A few weeks ago, I wrote a general, introductory sort of post about the possibility of implementing a congestion pricing scheme in San Francisco, similar to the one which has been proposed in other cities around the country, and which already has been quite successful in London over the past four years. Congestion pricing could charge a fee for drivers entering the central city (on top of any currently existing bridge tolls), and the money obtained through the fee would be turned over to the SFMTA to improve transit. The U.S. Department of Transportation has already secured for the Bay Area about $158.7 million, most of which would be used for congestion mitigation improvements in San Francisco — notably, adding a congestion fee to Doyle Drive that would vary with demand, and bringing Doyle Drive into conformance with earthquake safety standards.

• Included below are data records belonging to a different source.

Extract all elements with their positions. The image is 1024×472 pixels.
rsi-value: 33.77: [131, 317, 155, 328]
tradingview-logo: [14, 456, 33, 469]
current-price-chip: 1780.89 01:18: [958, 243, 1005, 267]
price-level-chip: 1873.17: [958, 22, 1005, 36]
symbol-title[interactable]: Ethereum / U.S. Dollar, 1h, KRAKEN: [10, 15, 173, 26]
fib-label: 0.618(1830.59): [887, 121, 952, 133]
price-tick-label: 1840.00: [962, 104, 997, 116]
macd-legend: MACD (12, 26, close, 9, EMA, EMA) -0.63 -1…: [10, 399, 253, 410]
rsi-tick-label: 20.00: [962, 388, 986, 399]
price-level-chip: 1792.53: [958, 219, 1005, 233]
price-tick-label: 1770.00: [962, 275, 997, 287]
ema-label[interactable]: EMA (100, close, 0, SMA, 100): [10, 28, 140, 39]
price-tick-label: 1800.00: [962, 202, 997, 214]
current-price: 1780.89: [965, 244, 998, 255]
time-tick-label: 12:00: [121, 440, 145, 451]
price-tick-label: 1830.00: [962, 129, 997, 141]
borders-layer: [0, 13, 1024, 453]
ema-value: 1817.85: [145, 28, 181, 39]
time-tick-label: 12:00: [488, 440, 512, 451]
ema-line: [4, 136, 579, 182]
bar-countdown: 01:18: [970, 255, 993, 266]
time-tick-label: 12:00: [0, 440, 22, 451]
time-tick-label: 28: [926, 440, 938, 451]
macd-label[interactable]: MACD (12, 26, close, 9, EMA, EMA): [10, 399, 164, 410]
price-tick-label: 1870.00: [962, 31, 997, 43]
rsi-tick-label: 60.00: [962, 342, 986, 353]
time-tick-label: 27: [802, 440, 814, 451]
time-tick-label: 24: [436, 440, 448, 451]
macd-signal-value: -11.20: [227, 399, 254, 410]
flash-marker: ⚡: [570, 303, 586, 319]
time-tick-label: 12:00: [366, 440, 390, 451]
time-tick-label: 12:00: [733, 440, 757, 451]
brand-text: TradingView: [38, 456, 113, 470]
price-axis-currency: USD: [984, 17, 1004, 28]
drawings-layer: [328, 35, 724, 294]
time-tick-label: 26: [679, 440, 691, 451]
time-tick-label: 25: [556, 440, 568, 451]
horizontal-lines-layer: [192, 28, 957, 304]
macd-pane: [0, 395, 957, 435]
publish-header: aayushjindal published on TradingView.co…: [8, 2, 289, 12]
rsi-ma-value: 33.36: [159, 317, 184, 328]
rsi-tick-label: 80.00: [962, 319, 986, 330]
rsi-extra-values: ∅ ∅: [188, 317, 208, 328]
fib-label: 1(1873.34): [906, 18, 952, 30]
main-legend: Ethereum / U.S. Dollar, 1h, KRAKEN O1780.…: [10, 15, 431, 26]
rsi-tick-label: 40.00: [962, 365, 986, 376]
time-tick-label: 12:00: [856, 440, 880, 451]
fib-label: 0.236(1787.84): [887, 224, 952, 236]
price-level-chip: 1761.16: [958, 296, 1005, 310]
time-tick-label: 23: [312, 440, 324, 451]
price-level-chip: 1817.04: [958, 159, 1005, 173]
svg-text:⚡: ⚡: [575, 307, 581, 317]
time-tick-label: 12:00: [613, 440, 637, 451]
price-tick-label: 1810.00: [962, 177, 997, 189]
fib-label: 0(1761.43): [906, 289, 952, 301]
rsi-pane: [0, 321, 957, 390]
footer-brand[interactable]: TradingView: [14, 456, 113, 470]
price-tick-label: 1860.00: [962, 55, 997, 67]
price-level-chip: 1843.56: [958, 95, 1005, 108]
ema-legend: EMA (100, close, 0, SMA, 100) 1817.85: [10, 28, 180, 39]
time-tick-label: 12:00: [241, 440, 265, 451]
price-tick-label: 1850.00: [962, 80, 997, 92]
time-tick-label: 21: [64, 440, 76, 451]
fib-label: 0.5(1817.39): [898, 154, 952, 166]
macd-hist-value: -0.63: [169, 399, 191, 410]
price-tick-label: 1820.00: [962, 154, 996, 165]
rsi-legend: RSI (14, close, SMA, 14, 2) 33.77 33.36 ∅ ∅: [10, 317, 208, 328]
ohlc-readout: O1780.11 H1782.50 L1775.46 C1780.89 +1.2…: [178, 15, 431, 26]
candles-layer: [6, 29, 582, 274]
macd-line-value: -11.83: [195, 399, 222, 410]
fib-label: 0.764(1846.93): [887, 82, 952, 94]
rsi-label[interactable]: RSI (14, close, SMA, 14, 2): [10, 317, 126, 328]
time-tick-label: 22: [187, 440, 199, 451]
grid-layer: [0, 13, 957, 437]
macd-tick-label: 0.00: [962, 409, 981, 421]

This is only the beginning, though — Doyle Drive is only one roadway, after all — and the SFCTA is currently studying how a congestion pricing zone might work here: different scenarios, but also the transit, traffic, parking, and economic impacts. As part of the study process, the TA is hosting a series of public outreach workshops, including one this Wednesday. Here is the information on the meeting:
Congestion Pricing Community Workshop
October 17, 2007 (5:30 pm to 8:00 pm)
Milton Marks Conference Center
455 Golden Gate Avenue
San Francisco, CA 94102
Anyone who is interested in learning more about potential congestion pricing scenarios in San Francisco is encouraged to attend the meeting.